It is one of the most remarkable attractions in the Western Hemisphere, but the Palace of Sans-Souci in northern Haiti is seldom visited by foreigners.
Decades of political instability and lawlessness mean much of Haiti is avoided by tourists.
But the story of the sprawling palace complex, whose name means “Without Worry”, had fascinated me for more than 40 years.
It was the home of independent Haiti’s first monarch, Henri I, also known as Henri Christophe.
Henri Christophe was one of the most prominent figures of the Haitian slave revolution of 1791-1804.
The end of French rule meant the colony of Saint Domingue, renamed Haiti after its original Taino Indian name, became the first black-led independent nation in the world.

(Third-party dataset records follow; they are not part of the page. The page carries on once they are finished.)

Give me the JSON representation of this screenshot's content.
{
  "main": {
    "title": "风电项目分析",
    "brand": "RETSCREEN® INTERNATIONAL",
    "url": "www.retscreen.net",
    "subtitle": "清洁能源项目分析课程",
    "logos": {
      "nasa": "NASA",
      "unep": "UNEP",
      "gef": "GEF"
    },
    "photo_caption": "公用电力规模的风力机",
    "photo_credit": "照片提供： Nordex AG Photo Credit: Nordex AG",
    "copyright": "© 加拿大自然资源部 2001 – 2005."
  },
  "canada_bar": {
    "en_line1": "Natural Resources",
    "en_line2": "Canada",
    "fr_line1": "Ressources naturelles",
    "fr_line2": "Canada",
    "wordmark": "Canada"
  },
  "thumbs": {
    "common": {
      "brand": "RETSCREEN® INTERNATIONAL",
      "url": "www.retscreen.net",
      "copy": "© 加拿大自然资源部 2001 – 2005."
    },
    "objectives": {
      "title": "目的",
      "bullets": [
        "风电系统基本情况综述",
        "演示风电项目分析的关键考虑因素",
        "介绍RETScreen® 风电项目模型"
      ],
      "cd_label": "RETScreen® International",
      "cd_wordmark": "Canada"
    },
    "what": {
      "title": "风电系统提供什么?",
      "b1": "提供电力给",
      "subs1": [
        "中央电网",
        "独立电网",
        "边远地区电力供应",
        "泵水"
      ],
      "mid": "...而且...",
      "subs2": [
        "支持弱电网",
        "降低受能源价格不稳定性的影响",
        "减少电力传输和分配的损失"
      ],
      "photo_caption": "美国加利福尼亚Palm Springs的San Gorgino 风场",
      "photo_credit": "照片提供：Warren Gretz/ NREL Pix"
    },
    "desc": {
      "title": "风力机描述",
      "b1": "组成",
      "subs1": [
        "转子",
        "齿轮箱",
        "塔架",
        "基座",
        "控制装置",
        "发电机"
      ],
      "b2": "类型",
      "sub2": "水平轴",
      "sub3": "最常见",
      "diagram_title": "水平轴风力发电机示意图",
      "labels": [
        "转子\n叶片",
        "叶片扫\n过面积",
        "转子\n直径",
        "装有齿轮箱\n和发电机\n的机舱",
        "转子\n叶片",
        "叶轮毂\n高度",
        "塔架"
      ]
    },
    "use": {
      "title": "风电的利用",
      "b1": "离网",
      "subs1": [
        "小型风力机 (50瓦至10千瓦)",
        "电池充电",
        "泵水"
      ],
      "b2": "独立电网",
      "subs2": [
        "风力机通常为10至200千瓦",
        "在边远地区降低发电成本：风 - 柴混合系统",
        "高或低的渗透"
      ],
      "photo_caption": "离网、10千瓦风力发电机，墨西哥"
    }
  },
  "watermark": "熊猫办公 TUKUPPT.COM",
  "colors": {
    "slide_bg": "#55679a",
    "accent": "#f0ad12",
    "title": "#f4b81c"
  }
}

But after independence Haiti split into two. Henri Christophe embarked on construction of his palace in 1810 and a year later declared himself king in northern Haiti. His sweetheart became Queen Marie-Louise.
Sans-Souci was completed in 1813, at the cost of hundreds, maybe even thousands of labourers’ lives.
A recent holiday in the neighbouring Dominican Republic, which shares the island of Hispaniola with Haiti, seemed too good an opportunity to miss to see the ruins.
I wondered if my 12-year-old daughter, Isabel, would share my fascination with this story.
I had first encountered it when I was roughly her age, enthralled by a play about King Henri I performed by a French modern theatre troupe.
As there are no organised tours to Haiti from the Dominican Republic, and very few taxi drivers willing to take the risk, finding a well-disposed man-with-a-van in Santo Domingo was like pulling teeth.
But eventually the man, Jose, materialised.
He turned up with a roomy, air-conditioned people carrier outside the Jaragua Hotel on Santo Domingo’s seaside drive.
“Yes, let’s go,” Jose said, adding: ”But remember, this is not a good time to visit there.”
“So when would be a good time?” I asked.
“Never, really,” he replied with a crooked smile.
Like many of his countrymen, Jose takes a dim view of Haitians and their country, an attitude rooted in Haiti’s post-independence invasions of the Dominican Republic.
The sentiment is reciprocated by Haitians, who particularly resent a massacre of up to 30,000 Haitian migrant sugar-cane cutters by the regime of Rafael Trujillo in 1937.
We set out long before dawn, meandering through banana, coffee and tobacco plantations at the foothills of the Cordillera Central and arrived at the dusty border crossing of Dajabon, where many civilians carry guns and jumpy border police make life easier for you for a fistful of pesos.
Over the bridge on the Haitian side, the town of Ouanaminthe is a picture of chaos, misery and despair, with hundreds of Haitians trying to cross over into the Dominican Republic.
Heaps of rotting uncollected garbage are everywhere. Uruguayan and Chilean soldiers, part of the UN stabilisation force, try to maintain some kind of order.
We hired a Haitian man, Jouan, to show us the way to the palace, as it is not signposted in any meaningful way.
“This is a derelict non-country,” Jose the driver hissed under his breath. “I don’t trust anyone here. The Mickey Mouse banknotes they use don’t even have serial numbers!”
Jouan pulled out a grubby 50 gourde note and poked his finger into it time and again.
“Look, it has a serial number,” he said, adding proudly: “And it says senkantgoud – we’re the only country in the world to have Creole on our banknotes.”
“No you’re not,” I interceded sheepishly.
“Who else?” he asked, visibly crestfallen.
“Seychelles,” I replied, dampening his mood.
After passing through towns with colourful names such as Limonade and Carrefour La Mort on a highway built by the Dominican Republic after the 2010 earthquake, we finally made it to Milot.
Echoes of the past
Sans-Souci Palace rises majestically above the town like a broken crown.
The grand edifice is now a ruin, having been severely damaged by an earthquake in 1842.
At that time Haiti was reunited, Henri Christophe long gone, and no-one could be bothered to rebuild it.
Nevertheless, climbing its broad staircases, wandering through its spacious rooms and terraces, you can see why it is considered to be the Versailles of the Caribbean.
Some historians, however, believe it was modelled after Frederick the Great’s palace of the same name in Potsdam.
But Frederick’s palace symbolised the Enlightenment of the day, whereas its Haitian counterpart symbolised tyranny and megalomania.
Henri Christophe was a brutal kleptocrat, pretty much like most of Haiti’s rulers that came after him.
They say he blew his brains out with a silver bullet after suffering a stroke in 1820.
His widow, Queen Marie-Louise, emigrated to Europe and died in faraway Pisa in Italy, dreaming about the lavish balls on the terrace of her beloved Sans-Souci.